From My Online Writer’s Group Exercise

A few weeks ago I shared something I had written during my Friday evening writers’ group meeting. Someone brings two prompts, one fiction and one non-fiction, and we have ten minutes to write something, which we then read to the others. There’s no critique, just a fun exercise. I think most of what I’ve written is total rubbish—although the others have written brilliant stuff—but sometimes I come up with something I think you might enjoy, so I’ve decided to share them with you occasionally. They’ll always have this headline, so if you have absolutely no interest in my Friday night ramblings, you can just skip them. Here’s the first one—this is non-fiction and came out of something that had been annoying me that day.

Prompt: I may not know the outcome but I want to know the process.

Honest to God, I thought I was blond. I’ve been what I thought was blond for forty years.

At first I had the colour done at the hairdresser, but I stopped that because of the process. It was too damned long. Giving up one  Saturday morning every month to sit for three hours through fiirst the bleaching and then the colouring, all the while breathing deeply of a variety of foul and noxious chemicals. And at that time I was a low level employee in a small company, and this process cost me a fair chunk of my salary.

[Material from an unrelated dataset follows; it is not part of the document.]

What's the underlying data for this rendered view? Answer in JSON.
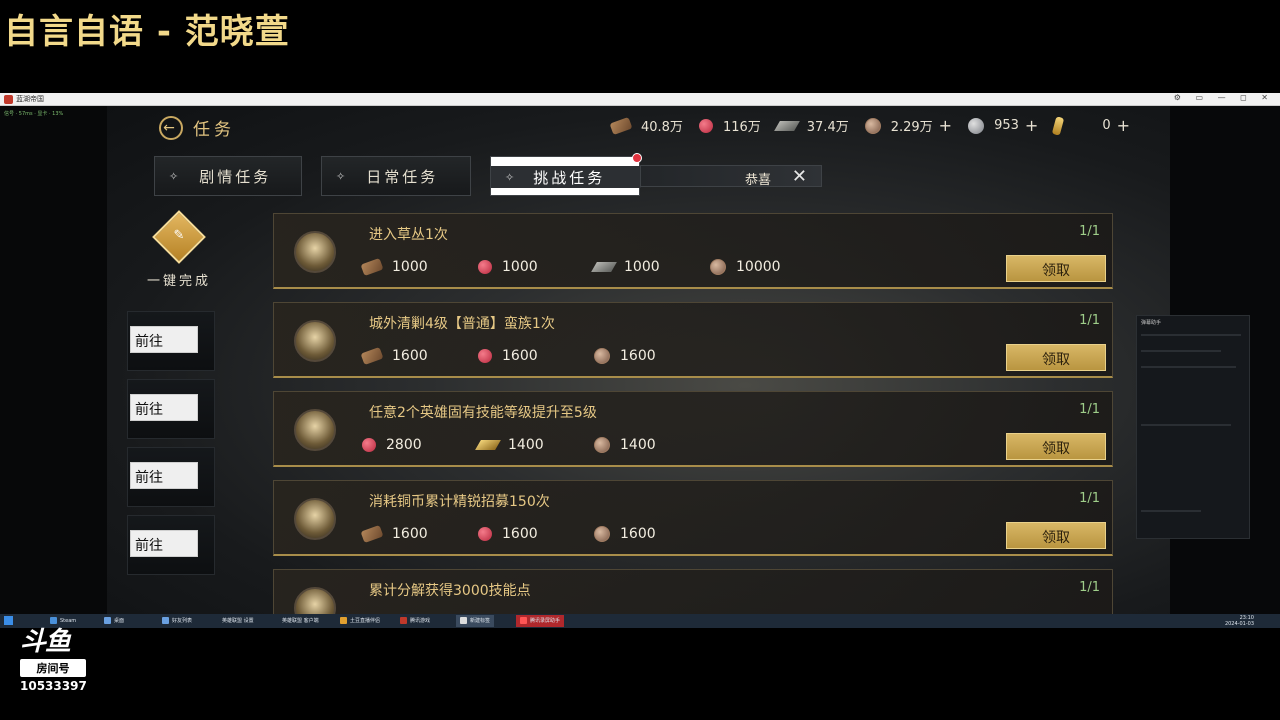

But although I hated the process, I did love the outcome. Something shifted in my personality when I suddenly changed from mousy brown to platinum blond. Of course I was 22 then, so there was no question it was blond and not white.

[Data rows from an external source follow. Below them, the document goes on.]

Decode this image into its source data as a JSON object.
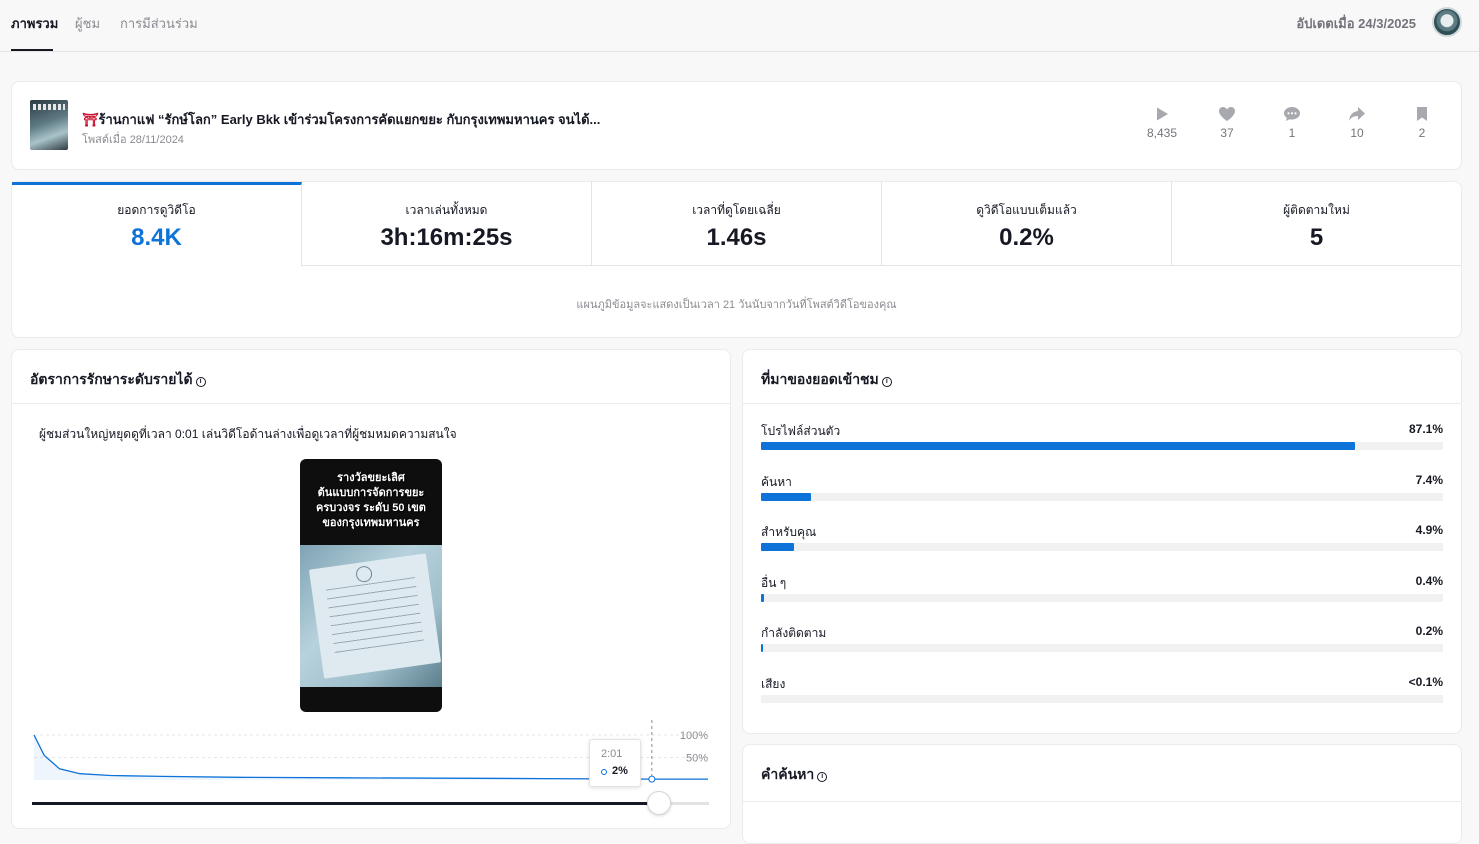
{
  "nav": {
    "tabs": [
      {
        "label": "ภาพรวม",
        "active": true
      },
      {
        "label": "ผู้ชม",
        "active": false
      },
      {
        "label": "การมีส่วนร่วม",
        "active": false
      }
    ],
    "updated": "อัปเดตเมื่อ 24/3/2025"
  },
  "post": {
    "title": "ร้านกาแฟ “รักษ์โลก” Early Bkk เข้าร่วมโครงการคัดแยกขยะ กับกรุงเทพมหานคร จนได้...",
    "title_emoji": "⛩",
    "date": "โพสต์เมื่อ 28/11/2024",
    "stats": [
      {
        "icon": "play-icon",
        "value": "8,435"
      },
      {
        "icon": "heart-icon",
        "value": "37"
      },
      {
        "icon": "comment-icon",
        "value": "1"
      },
      {
        "icon": "share-icon",
        "value": "10"
      },
      {
        "icon": "bookmark-icon",
        "value": "2"
      }
    ]
  },
  "metrics": [
    {
      "label": "ยอดการดูวิดีโอ",
      "value": "8.4K"
    },
    {
      "label": "เวลาเล่นทั้งหมด",
      "value": "3h:16m:25s"
    },
    {
      "label": "เวลาที่ดูโดยเฉลี่ย",
      "value": "1.46s"
    },
    {
      "label": "ดูวิดีโอแบบเต็มแล้ว",
      "value": "0.2%"
    },
    {
      "label": "ผู้ติดตามใหม่",
      "value": "5"
    }
  ],
  "chart_note": "แผนภูมิข้อมูลจะแสดงเป็นเวลา 21 วันนับจากวันที่โพสต์วิดีโอของคุณ",
  "retention": {
    "title": "อัตราการรักษาระดับรายได้",
    "info": "i",
    "description": "ผู้ชมส่วนใหญ่หยุดดูที่เวลา 0:01 เล่นวิดีโอด้านล่างเพื่อดูเวลาที่ผู้ชมหมดความสนใจ",
    "video_caption": [
      "รางวัลขยะเลิศ",
      "ต้นแบบการจัดการขยะ",
      "ครบวงจร ระดับ 50 เขต",
      "ของกรุงเทพมหานคร"
    ],
    "tooltip_time": "2:01",
    "tooltip_value": "2%",
    "slider_position": 0.925
  },
  "traffic": {
    "title": "ที่มาของยอดเข้าชม",
    "info": "i",
    "sources": [
      {
        "name": "โปรไฟล์ส่วนตัว",
        "pct": "87.1%",
        "fraction": 0.871
      },
      {
        "name": "ค้นหา",
        "pct": "7.4%",
        "fraction": 0.074
      },
      {
        "name": "สำหรับคุณ",
        "pct": "4.9%",
        "fraction": 0.049
      },
      {
        "name": "อื่น ๆ",
        "pct": "0.4%",
        "fraction": 0.004
      },
      {
        "name": "กำลังติดตาม",
        "pct": "0.2%",
        "fraction": 0.002
      },
      {
        "name": "เสียง",
        "pct": "<0.1%",
        "fraction": 0.0
      }
    ]
  },
  "search_terms": {
    "title": "คำค้นหา",
    "info": "i"
  },
  "chart_data": {
    "type": "line",
    "title": "",
    "xlabel": "",
    "ylabel": "",
    "y_ticks": [
      "100%",
      "50%"
    ],
    "ylim": [
      0,
      100
    ],
    "xlim_seconds": [
      0,
      132
    ],
    "x": [
      0,
      2,
      5,
      9,
      15,
      25,
      40,
      60,
      80,
      100,
      121,
      132
    ],
    "values": [
      100,
      55,
      25,
      14,
      10,
      8,
      6,
      5,
      4,
      3,
      2,
      2
    ],
    "highlight": {
      "x": 121,
      "label": "2:01",
      "value": "2%"
    },
    "color": "#0e73d8"
  },
  "colors": {
    "accent": "#0e73d8",
    "text": "#161823",
    "muted": "#8a8b91"
  }
}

Then I decided to try it at home. I bought some cheap product in the drugstore that had to be sprayed on. It was hard to manipulate, so I persuaded my teenage brother to do it for me. It came out a fascinating shade of pea green. So although the process was much easier, the outcome wasn’t acceptable.

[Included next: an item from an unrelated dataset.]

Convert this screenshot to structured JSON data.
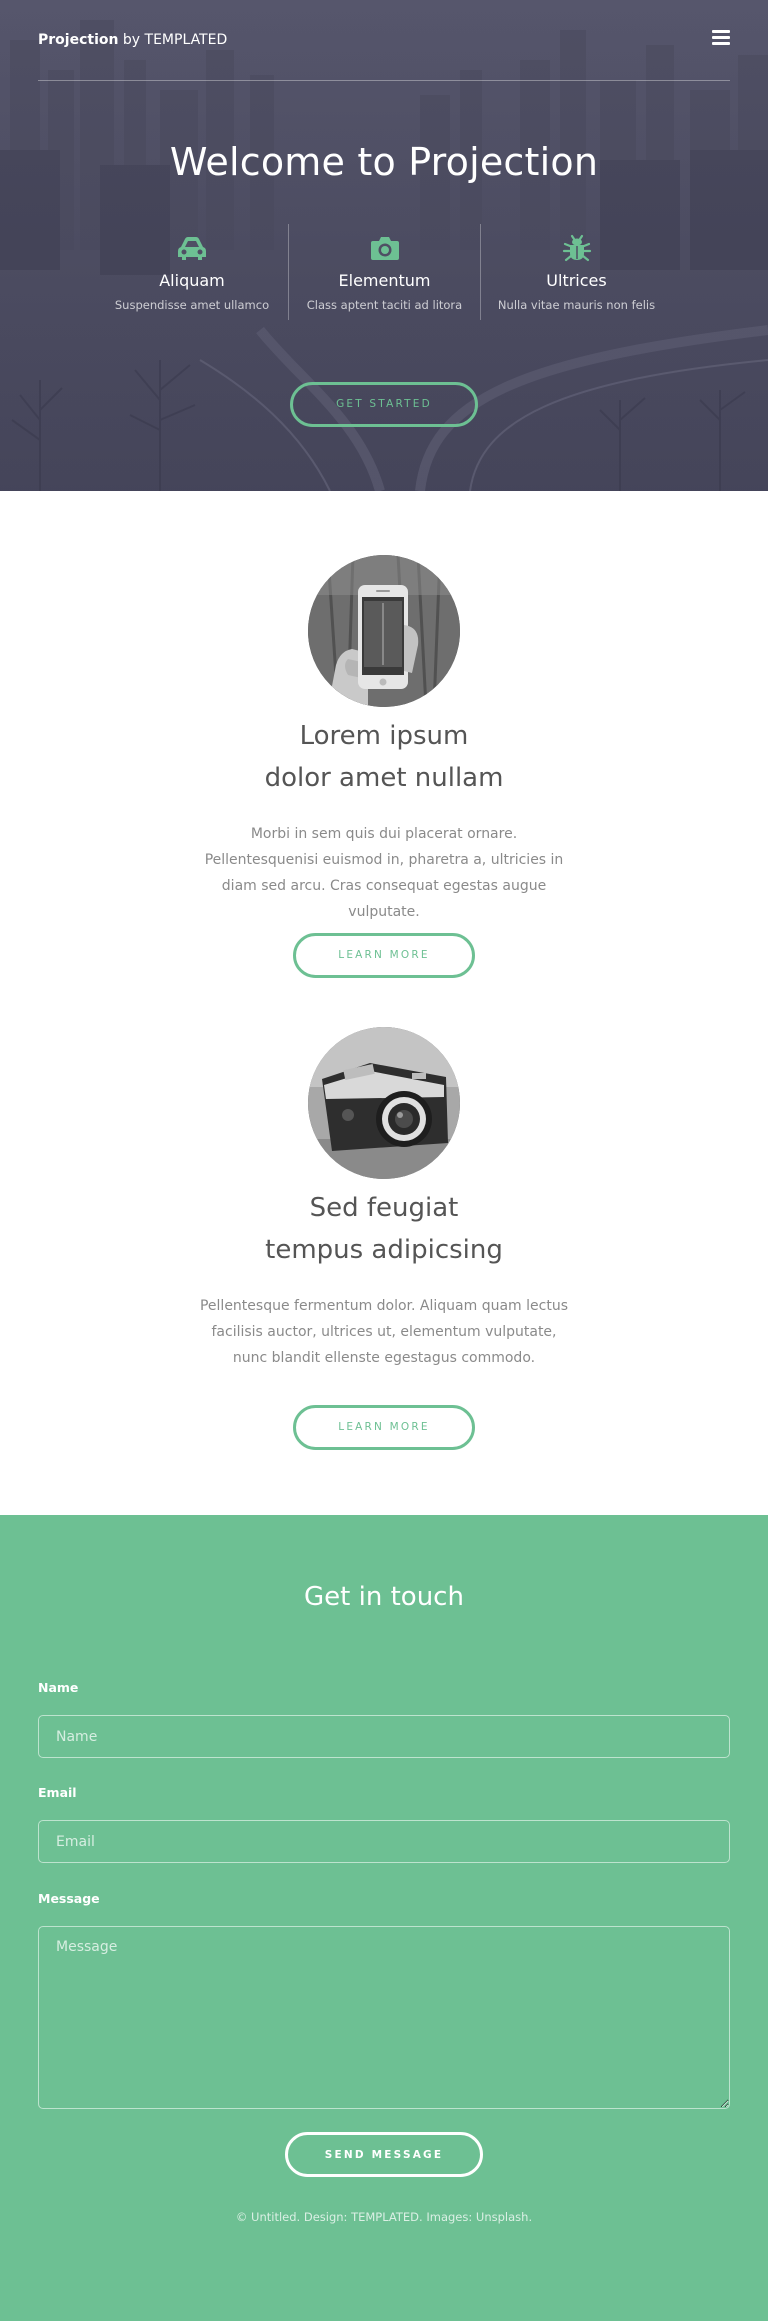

I’ve been doing this myself now with the same product and shade for approximately 40 years, going along in the happy belief that I was a blond. It’s the same colour as that first time that was obviously platinum blond, but now apparently (so I’ve been told by two friends this week) people are seeing it as white or silver!

So what’s the difference? Well obviously it’s the face underneath! My 22 year-old face naturally projected platinum blond, but the face of today apparently says white. Something must be done. I must find a different product or a different colour, but how will it turn out?

I already know the process, but I want to know the outcome.

___

FYI, I did try another colour, and everyone agrees I am once again a blond!